Abstract

A simple method for fabricating three-dimensional photonic crystals with all fourteen Bravais lattice structures and arbitrary lattice constant is proposed. The lattice structure is defined by three primitive translation vectors. The vectors form three triangles on the non-parallel three planes, which shape a tetrahedron, and a united two tetrahedrons forms a parallelepiped, which corresponds to a primitive cell of the lattice. All atoms lie at the vertexes of the parallelepiped where these three planes intersect. This means that all crystal lattices can be described by three sets of periodically aligned planes. The periodically aligned planes, or walls, can easily be fabricated by recording two-beam interference fringes in the recording material with a recording threshold such as a photoresist. Therefore, triple exposure of the twobeam interference fringes can create arbitrary crystal lattice structure. The optical arrangement of the practical interferometer is simplified when the angles between the normal to the recording plane and the three planes are equal.

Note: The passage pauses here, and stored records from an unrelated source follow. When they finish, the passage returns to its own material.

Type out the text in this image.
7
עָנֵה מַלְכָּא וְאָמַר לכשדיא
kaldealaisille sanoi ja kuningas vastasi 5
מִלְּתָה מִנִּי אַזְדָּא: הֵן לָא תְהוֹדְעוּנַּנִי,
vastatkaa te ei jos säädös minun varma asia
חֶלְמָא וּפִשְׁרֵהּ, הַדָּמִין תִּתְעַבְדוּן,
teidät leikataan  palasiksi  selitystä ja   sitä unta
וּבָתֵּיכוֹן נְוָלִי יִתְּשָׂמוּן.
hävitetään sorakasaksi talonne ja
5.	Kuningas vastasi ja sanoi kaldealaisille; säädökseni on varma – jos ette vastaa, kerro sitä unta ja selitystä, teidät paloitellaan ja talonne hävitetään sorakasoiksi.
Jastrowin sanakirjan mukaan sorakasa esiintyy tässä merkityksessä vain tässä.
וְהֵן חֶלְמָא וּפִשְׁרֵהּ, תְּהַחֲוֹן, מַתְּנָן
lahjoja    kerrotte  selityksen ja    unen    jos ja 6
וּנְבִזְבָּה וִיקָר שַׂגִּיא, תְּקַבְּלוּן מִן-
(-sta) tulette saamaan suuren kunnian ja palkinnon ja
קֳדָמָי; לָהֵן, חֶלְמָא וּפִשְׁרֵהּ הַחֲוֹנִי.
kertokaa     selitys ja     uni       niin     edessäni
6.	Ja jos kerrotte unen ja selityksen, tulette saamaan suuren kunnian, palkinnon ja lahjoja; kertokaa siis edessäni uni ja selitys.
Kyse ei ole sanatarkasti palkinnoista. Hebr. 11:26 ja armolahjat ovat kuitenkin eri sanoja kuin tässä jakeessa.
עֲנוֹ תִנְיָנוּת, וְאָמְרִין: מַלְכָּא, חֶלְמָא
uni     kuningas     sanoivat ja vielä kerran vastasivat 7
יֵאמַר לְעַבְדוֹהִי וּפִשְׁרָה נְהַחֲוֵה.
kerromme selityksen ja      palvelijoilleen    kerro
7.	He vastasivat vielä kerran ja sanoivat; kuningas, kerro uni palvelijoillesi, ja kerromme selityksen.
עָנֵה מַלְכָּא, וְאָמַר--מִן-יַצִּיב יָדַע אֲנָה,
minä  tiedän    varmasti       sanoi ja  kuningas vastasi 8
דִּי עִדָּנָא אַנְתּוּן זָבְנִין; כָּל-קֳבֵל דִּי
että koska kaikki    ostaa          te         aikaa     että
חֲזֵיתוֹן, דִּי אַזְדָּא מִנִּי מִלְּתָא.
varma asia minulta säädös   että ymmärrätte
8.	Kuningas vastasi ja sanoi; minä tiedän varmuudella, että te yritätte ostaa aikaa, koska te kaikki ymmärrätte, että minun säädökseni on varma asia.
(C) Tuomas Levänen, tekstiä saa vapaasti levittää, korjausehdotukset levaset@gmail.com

In this arrangement the triple exposure is followed subsequently by simply rotating the recording material around the normal to the recording plane. To create a lattice with arbitrary lattice plane with respect to a recording plane, two axes rotating stage must be used to rotate and tilt the recording plane. This method can create all fourteen Bravais lattices with arbitrary lattice constant while the conventional four-beam interference method creates only a limited number of lattice constants. Mathematical proof and numerical analysis results of this method are also shown.